Die Nervenzellen des Bauchhirns liegen „wie ein hauchdünnes Stück Seidenpapier zwischen zwei etwa packpapierstarken Muskellagen", schildert Michael Schemann, der an der Tierärztlichen Hochschule Hannover „vegetative" Psychologie" lehrt. Die Neuronen auf dem Darm verwenden zur Übermittlung von Signalen denselben chemischen Wortschatz wie jene im Kopf: Neurotransmitter wie etwa Serotonin, Dopamin, Glutamat und Noradrenalin - insgesamt rund 30 verschiedene Botenstoffe.

Das Bauchhirn - im Fachjargon das enterische Nervensystem - steuert die Bewegungen in der Muskel-wand des Verdauungstraktes.
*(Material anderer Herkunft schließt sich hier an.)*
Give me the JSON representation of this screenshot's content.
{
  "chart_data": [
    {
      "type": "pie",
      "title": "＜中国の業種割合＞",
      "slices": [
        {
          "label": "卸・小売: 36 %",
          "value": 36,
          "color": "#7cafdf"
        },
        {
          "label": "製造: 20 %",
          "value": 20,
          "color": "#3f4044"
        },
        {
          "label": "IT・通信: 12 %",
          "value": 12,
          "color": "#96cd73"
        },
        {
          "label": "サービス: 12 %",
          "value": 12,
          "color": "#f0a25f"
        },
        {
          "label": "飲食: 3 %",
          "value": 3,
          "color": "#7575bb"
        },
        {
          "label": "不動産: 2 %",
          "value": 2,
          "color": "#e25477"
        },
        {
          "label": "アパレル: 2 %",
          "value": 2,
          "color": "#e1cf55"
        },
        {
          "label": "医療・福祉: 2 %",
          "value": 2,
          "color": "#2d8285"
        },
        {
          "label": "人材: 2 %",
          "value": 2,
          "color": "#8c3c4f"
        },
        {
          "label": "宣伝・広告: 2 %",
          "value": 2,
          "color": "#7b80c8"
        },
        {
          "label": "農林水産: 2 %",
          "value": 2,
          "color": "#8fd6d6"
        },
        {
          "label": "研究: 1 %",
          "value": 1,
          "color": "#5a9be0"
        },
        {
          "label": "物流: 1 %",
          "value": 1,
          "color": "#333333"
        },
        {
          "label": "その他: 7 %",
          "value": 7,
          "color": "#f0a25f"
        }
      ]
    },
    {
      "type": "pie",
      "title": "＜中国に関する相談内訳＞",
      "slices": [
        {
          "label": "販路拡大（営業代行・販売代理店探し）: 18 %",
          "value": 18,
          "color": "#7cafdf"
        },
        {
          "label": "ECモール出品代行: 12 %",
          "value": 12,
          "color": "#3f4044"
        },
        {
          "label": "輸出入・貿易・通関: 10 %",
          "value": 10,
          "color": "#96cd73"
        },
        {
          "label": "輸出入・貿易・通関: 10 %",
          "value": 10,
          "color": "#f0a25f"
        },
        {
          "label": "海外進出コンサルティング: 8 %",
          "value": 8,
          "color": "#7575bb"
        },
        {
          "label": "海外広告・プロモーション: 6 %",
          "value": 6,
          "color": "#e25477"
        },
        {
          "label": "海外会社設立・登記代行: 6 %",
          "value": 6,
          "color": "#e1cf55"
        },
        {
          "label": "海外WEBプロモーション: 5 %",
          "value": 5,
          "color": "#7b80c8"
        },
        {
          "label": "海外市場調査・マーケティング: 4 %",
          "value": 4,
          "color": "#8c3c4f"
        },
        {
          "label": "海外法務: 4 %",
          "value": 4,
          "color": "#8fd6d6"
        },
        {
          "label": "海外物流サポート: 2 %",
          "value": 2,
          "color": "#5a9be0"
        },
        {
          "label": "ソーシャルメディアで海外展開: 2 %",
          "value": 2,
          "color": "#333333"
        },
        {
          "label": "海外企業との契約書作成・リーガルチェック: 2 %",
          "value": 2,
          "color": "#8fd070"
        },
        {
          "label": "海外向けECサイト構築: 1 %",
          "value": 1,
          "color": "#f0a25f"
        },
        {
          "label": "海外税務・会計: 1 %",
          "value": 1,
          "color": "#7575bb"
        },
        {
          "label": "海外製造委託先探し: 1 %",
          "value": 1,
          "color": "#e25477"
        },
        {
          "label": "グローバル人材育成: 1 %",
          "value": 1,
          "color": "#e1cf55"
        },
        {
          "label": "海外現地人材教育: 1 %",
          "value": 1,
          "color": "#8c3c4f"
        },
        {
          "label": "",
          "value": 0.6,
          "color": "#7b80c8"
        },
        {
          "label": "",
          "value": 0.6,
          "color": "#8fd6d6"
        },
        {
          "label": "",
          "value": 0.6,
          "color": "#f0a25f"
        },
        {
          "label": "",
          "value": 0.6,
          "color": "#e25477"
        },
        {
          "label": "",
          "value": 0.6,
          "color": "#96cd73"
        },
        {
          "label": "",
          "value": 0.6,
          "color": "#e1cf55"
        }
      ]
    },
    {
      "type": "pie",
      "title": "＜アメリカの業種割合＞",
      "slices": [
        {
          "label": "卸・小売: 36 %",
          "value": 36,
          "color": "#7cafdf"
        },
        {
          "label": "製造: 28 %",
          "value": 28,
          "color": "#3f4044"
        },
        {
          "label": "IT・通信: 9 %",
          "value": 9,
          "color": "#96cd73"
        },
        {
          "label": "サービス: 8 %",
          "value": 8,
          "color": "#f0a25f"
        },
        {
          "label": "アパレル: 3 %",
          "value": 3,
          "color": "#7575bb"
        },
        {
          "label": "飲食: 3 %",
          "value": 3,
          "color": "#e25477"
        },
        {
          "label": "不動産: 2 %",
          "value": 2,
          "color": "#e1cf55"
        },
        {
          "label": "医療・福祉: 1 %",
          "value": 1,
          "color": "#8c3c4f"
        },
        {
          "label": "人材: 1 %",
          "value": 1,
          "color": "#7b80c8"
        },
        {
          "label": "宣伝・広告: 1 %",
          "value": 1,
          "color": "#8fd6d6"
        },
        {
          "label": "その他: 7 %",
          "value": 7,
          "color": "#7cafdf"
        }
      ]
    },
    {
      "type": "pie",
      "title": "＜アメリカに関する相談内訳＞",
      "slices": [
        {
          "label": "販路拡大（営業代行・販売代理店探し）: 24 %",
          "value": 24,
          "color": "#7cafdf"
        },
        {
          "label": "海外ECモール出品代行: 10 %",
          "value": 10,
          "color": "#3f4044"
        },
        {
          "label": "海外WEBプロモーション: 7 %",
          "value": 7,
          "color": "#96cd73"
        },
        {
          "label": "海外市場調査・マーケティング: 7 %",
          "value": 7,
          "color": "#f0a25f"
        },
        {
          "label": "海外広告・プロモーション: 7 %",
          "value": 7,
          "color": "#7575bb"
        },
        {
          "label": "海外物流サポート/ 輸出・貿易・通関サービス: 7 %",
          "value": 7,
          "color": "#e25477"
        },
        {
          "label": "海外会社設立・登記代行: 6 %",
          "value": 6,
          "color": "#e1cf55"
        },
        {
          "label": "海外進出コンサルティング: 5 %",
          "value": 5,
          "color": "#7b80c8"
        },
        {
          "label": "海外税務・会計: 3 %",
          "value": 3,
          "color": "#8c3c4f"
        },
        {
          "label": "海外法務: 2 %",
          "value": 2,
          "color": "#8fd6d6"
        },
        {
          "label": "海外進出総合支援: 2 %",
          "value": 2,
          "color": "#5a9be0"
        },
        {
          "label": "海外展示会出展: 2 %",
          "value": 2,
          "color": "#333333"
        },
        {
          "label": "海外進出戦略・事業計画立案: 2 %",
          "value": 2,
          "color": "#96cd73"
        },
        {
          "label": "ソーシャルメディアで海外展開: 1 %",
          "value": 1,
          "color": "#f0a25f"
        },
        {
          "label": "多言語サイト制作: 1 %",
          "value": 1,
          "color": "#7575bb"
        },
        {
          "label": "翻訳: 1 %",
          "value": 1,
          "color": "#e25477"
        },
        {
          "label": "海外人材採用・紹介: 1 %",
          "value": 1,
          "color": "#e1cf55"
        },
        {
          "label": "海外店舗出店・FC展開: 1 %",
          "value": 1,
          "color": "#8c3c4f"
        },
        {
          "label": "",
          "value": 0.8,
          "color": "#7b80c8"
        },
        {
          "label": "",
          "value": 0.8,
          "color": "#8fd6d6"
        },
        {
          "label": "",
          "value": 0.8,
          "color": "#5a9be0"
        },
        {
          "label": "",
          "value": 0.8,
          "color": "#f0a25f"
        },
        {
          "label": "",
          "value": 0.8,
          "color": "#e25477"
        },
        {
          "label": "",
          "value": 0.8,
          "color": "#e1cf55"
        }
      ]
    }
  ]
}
Es regelt die Durchblutung der Darmschleimhaut, sorgt dafür, daß die Verdauungsdrüsen zur richtigen Zeit ihren Inhalt in den vorbeikommenden Nahrungsbrei mischen und steuert die Wasser- und Salzaufnahme. Das Bauchhirn erlaubt dem Verdauungstrakt, völlig unabhängig vom Kopfhirn zu arbeiten. Zu Testzwecken entnommene Darmabschnitte arbeiteten, eingebettet in Nährlösungen, sang- und klanglos.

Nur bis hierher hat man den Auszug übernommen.